If civilisations are rare but the future is open, should they hibernate until the CMB cools — harvesting 10³⁰× more computation per joule — or exploit an IMBH ergosphere now? Run the numbers on both strategies in one session and let the physics decide.
The aestivation and MTH strategies are only meaningful if civilisations exist and survive to advanced stages. Stage 1 establishes the prior on N. If P(N<1) is high, both strategies are moot — the interesting case is where N ≥ 1 and a civilisation actually faces the decision.
Sandberg et al. argue that waiting until T_CMB ≈ 0 reduces the Landauer floor by (T_now/T_future), multiplying compute-per-joule by the same factor. Bennett et al. reply that cold reservoirs exist today and the gain is at most a few orders of magnitude. This stage computes both sides.
Instead of waiting, the MTH civilisation compresses into the ergosphere of ω Cen's IMBH and begins computing immediately using Blandford-Znajek power.

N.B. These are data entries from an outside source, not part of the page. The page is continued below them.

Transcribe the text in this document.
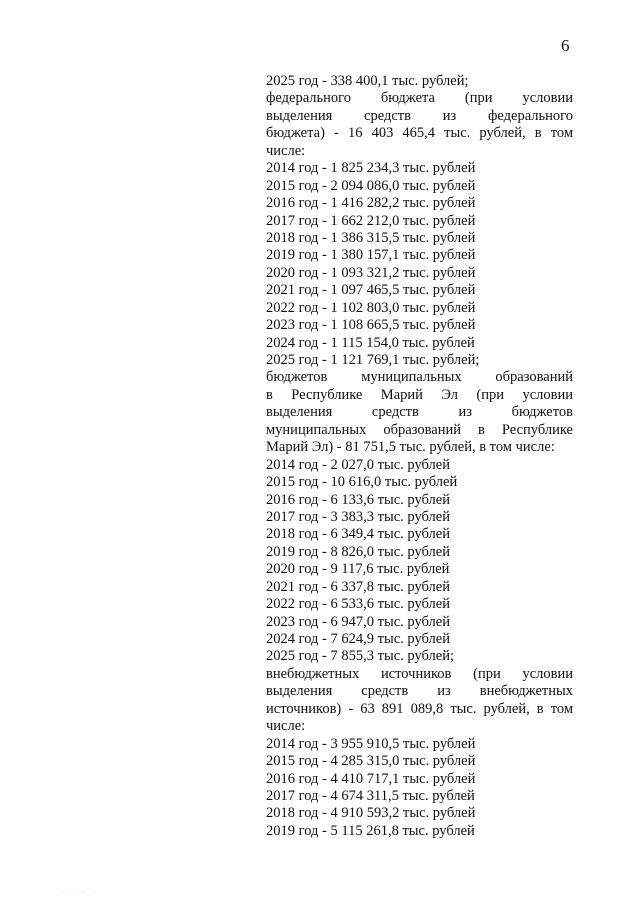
6
2025 год - 338 400,1 тыс. рублей;
федерального бюджета (при условии
выделения средств из федерального
бюджета) - 16 403 465,4 тыс. рублей, в том
числе:
2014 год - 1 825 234,3 тыс. рублей
2015 год - 2 094 086,0 тыс. рублей
2016 год - 1 416 282,2 тыс. рублей
2017 год - 1 662 212,0 тыс. рублей
2018 год - 1 386 315,5 тыс. рублей
2019 год - 1 380 157,1 тыс. рублей
2020 год - 1 093 321,2 тыс. рублей
2021 год - 1 097 465,5 тыс. рублей
2022 год - 1 102 803,0 тыс. рублей
2023 год - 1 108 665,5 тыс. рублей
2024 год - 1 115 154,0 тыс. рублей
2025 год - 1 121 769,1 тыс. рублей;
бюджетов муниципальных образований
в Республике Марий Эл (при условии
выделения средств из бюджетов
муниципальных образований в Республике
Марий Эл) - 81 751,5 тыс. рублей, в том числе:
2014 год - 2 027,0 тыс. рублей
2015 год - 10 616,0 тыс. рублей
2016 год - 6 133,6 тыс. рублей
2017 год - 3 383,3 тыс. рублей
2018 год - 6 349,4 тыс. рублей
2019 год - 8 826,0 тыс. рублей
2020 год - 9 117,6 тыс. рублей
2021 год - 6 337,8 тыс. рублей
2022 год - 6 533,6 тыс. рублей
2023 год - 6 947,0 тыс. рублей
2024 год - 7 624,9 тыс. рублей
2025 год - 7 855,3 тыс. рублей;
внебюджетных источников (при условии
выделения средств из внебюджетных
источников) - 63 891 089,8 тыс. рублей, в том
числе:
2014 год - 3 955 910,5 тыс. рублей
2015 год - 4 285 315,0 тыс. рублей
2016 год - 4 410 717,1 тыс. рублей
2017 год - 4 674 311,5 тыс. рублей
2018 год - 4 910 593,2 тыс. рублей
2019 год - 5 115 261,8 тыс. рублей
· · · ·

No waiting required — and time dilation near the horizon means the civilisation subjectively computes faster than the exterior universe observes.
Both strategies are evaluated over the same time window Δt from Stage 2. The comparison is: ops_wait (aestivation, using the same energy budget cooled by CMB temperature drop) vs. ops_act (IMBH running continuously over Δt). The Bennett critique is applied as a conservative correction to the wait strategy.